Afghanistan NATO to take command today

? Thirty suspected Taliban were killed on the eve of NATO taking charge of multinational forces in southern Afghanistan in what will be the first time the alliance has conducted land combat operations, officials said Sunday.

A NATO-led force, made up mostly of British, Canadian and Dutch troops, will take over in the south today from a U.S.-led anti-terror coalition that was first deployed nearly five years ago to unseat the hardline Taliban regime for harboring Osama bin Laden.

The mission is considered the most dangerous and challenging in the Western alliance’s 57-year history. It coincides with the deadliest upsurge in fighting in Afghanistan since late 2001 that has left hundreds of people, mostly militants, dead.

“In one sense it is historical,” said British Lt. Gen. David Richards, the commander of the NATO-led International Security Assistance Force.

“But also it is important for the world that Afghanistan is not allowed to be tipped back to its pre-9-11 state and allow a Taliban lookalike government with its sympathies to come back into power,” he said.

The NATO alliance has conducted aerial combat operations during the wars in Bosnia and Kosovo during the 1990s, but it has yet to conduct major ground combat operations since it was founded in 1949 as a deterrent against the Soviet Bloc.

NATO officials say Richards will effectively become the first non-U.S. general to command American forces in combat operations. The alliance’s 8,000-strong NATO deployment in the south includes some U.S. troops.

NATO already has troops in the more stable regions of Kabul, the north and west of the country. Most of the forces deployed to the south were moved into the region months back, but until now have operated under coalition command.

The coalition will continue to work in the unstable east of Afghanistan, where al-Qaida and Taliban are also active.

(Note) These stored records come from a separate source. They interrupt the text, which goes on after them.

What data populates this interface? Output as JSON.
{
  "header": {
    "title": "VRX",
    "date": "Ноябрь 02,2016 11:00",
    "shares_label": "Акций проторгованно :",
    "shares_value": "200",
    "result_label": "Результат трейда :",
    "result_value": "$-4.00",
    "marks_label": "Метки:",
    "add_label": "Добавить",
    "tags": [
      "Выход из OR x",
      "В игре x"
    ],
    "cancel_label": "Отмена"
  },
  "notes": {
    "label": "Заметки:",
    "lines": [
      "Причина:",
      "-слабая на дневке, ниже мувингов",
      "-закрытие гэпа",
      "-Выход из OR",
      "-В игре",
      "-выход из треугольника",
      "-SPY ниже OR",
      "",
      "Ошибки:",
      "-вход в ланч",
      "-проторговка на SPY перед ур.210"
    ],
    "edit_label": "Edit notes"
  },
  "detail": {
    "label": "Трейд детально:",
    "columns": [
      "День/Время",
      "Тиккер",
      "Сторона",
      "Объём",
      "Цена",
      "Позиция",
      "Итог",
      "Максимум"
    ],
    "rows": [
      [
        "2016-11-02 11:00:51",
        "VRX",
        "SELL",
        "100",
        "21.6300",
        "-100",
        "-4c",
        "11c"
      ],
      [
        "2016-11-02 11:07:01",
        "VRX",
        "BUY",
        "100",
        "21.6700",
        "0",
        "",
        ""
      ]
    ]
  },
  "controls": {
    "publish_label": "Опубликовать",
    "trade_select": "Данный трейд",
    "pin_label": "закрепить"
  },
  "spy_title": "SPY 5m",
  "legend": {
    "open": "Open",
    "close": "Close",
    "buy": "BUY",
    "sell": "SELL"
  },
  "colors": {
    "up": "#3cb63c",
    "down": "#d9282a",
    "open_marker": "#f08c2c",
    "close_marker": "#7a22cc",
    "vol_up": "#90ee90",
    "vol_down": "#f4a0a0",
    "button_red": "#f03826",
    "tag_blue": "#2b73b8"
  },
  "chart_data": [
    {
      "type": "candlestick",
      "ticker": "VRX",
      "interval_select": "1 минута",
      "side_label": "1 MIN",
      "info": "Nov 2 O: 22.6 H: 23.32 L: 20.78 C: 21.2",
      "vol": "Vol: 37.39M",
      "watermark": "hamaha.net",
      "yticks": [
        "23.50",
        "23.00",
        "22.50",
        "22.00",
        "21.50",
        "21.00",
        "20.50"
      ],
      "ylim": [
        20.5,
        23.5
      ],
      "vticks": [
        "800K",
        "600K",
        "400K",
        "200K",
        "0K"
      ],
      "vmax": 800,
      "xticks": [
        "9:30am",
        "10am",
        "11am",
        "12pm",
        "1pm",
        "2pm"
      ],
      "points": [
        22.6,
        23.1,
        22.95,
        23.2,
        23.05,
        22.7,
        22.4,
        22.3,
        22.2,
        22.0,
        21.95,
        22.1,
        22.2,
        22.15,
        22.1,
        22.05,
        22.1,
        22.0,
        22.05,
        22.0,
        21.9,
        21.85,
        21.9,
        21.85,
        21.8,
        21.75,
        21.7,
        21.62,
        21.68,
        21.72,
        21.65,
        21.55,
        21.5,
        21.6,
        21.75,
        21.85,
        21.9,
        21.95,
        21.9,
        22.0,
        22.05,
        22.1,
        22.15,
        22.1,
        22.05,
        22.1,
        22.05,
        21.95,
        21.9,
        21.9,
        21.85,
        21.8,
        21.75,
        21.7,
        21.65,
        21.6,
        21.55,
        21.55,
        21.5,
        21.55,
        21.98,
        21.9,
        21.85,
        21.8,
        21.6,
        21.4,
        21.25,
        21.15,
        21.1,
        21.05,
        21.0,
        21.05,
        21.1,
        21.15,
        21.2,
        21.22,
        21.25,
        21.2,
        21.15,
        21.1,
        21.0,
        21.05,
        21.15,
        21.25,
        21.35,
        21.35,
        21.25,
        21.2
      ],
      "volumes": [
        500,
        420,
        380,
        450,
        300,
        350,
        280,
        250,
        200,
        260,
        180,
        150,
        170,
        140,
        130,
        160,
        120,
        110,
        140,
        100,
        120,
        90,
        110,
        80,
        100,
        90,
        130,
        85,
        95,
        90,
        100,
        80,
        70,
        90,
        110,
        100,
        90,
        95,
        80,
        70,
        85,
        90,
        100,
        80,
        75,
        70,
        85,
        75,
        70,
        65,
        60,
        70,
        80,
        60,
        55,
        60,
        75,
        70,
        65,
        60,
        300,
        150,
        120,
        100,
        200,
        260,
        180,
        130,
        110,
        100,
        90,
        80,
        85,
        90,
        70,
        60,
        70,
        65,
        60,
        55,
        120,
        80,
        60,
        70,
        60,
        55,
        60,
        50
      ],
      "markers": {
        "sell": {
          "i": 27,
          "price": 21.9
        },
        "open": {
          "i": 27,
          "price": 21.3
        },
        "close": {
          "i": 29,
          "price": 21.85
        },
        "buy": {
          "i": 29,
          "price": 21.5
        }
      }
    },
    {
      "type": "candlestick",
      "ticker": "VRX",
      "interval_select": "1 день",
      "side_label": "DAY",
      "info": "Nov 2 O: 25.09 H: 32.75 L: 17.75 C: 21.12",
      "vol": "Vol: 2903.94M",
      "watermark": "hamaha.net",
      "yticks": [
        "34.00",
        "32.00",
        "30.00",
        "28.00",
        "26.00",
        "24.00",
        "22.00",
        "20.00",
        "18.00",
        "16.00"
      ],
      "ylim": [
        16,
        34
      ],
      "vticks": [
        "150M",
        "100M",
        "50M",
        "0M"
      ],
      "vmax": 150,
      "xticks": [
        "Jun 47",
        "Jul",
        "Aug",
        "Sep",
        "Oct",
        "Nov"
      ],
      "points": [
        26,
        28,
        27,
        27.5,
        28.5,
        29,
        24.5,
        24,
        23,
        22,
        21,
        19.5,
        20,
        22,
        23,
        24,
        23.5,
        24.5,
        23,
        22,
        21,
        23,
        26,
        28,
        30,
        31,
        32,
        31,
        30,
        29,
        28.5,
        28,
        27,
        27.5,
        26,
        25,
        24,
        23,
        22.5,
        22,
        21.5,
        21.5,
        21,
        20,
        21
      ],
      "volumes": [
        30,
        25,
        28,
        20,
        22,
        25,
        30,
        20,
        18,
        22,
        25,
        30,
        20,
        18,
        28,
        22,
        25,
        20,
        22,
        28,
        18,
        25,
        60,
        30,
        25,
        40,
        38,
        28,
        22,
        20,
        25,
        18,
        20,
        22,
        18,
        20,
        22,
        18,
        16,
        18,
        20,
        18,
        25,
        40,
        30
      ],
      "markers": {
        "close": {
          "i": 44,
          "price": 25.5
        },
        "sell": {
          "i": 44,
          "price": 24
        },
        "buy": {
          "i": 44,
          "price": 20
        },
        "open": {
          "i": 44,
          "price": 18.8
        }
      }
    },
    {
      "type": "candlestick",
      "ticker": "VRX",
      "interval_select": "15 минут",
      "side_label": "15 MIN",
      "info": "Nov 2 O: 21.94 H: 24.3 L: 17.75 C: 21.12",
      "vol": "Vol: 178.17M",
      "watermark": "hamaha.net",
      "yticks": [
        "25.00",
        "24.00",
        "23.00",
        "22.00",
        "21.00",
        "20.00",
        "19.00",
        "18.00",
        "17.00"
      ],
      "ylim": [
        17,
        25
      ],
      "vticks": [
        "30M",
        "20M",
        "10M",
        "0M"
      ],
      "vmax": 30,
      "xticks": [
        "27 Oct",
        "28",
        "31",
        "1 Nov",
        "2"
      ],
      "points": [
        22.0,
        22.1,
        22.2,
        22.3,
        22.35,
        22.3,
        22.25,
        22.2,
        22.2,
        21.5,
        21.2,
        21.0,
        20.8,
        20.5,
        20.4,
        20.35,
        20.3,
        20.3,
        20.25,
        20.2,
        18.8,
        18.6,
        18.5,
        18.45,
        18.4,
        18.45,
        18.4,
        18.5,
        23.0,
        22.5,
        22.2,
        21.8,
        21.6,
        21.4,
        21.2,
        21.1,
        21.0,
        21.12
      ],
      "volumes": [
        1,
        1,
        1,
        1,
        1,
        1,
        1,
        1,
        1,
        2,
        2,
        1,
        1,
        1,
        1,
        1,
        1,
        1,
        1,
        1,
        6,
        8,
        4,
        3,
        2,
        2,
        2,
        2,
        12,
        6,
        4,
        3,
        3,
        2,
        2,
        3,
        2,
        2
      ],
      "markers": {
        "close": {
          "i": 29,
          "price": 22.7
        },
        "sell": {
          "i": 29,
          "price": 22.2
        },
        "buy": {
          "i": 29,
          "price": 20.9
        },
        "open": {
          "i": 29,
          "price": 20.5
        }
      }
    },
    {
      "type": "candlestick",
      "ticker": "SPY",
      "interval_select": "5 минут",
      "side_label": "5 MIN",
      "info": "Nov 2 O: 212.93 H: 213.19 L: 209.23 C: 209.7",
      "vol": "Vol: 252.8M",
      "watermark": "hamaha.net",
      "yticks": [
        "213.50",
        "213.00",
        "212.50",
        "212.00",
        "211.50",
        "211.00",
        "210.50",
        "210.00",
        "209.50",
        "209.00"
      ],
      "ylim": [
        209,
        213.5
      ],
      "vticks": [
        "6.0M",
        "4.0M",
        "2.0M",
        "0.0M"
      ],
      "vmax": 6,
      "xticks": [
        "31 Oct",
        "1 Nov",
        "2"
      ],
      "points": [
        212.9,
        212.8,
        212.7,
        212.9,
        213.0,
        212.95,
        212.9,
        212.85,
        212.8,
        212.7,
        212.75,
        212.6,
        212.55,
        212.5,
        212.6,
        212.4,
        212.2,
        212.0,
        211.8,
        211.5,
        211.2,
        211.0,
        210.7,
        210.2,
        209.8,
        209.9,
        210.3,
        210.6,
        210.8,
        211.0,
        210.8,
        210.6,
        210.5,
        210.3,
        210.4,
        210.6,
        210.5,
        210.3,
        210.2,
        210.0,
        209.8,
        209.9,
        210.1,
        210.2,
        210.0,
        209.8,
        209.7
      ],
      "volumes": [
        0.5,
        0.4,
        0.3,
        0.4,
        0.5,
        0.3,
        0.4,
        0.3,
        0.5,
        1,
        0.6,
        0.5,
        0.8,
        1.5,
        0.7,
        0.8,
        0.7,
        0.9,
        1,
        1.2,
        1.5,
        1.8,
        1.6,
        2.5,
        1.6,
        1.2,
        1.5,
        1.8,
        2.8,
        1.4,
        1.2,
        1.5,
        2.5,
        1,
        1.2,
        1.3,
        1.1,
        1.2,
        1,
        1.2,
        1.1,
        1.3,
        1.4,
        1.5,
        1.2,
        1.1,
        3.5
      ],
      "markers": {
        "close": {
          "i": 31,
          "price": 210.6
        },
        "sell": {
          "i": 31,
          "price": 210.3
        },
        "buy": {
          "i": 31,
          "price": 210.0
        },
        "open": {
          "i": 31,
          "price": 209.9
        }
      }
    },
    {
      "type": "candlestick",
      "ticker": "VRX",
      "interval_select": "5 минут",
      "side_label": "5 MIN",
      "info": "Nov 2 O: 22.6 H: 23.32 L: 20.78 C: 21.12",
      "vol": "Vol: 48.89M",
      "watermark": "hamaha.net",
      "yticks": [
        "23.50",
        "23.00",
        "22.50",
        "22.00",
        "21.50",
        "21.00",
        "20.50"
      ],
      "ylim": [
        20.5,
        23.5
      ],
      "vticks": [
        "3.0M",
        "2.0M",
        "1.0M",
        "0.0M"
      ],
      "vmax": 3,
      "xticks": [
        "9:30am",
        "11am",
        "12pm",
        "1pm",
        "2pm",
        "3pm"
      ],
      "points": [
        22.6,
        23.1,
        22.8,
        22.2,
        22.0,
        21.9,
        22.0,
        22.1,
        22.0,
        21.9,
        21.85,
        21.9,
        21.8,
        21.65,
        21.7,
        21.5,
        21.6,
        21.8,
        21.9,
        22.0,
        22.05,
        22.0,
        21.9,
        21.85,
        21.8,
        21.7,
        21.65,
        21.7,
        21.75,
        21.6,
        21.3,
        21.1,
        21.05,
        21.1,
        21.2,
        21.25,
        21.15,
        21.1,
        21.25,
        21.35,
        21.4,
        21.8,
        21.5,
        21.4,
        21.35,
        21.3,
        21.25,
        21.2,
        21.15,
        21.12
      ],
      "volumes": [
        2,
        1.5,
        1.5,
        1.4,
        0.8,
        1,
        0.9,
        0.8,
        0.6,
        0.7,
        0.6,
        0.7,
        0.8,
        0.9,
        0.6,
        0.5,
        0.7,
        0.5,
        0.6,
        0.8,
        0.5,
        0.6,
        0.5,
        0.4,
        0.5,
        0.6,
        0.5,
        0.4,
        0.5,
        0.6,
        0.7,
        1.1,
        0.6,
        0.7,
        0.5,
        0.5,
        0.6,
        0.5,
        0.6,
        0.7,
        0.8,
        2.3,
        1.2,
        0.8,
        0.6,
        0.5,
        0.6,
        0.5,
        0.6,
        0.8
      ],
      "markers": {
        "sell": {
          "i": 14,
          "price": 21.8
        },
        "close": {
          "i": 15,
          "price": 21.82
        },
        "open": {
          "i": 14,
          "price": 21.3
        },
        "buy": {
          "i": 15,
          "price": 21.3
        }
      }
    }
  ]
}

NATO is hoping to bring a new strategy to dealing with the Taliban rebellion: establishing bases rather than chasing militants, and is also hoping to win the support of local people by creating secure zones where development can take place.

But questions remain whether they can quell the violence enough to allow aid workers to get to work in a lawless and impoverished region, where about a quarter of Afghanistan’s huge opium crop is grown, and the narcotics trade fuels the insurgency.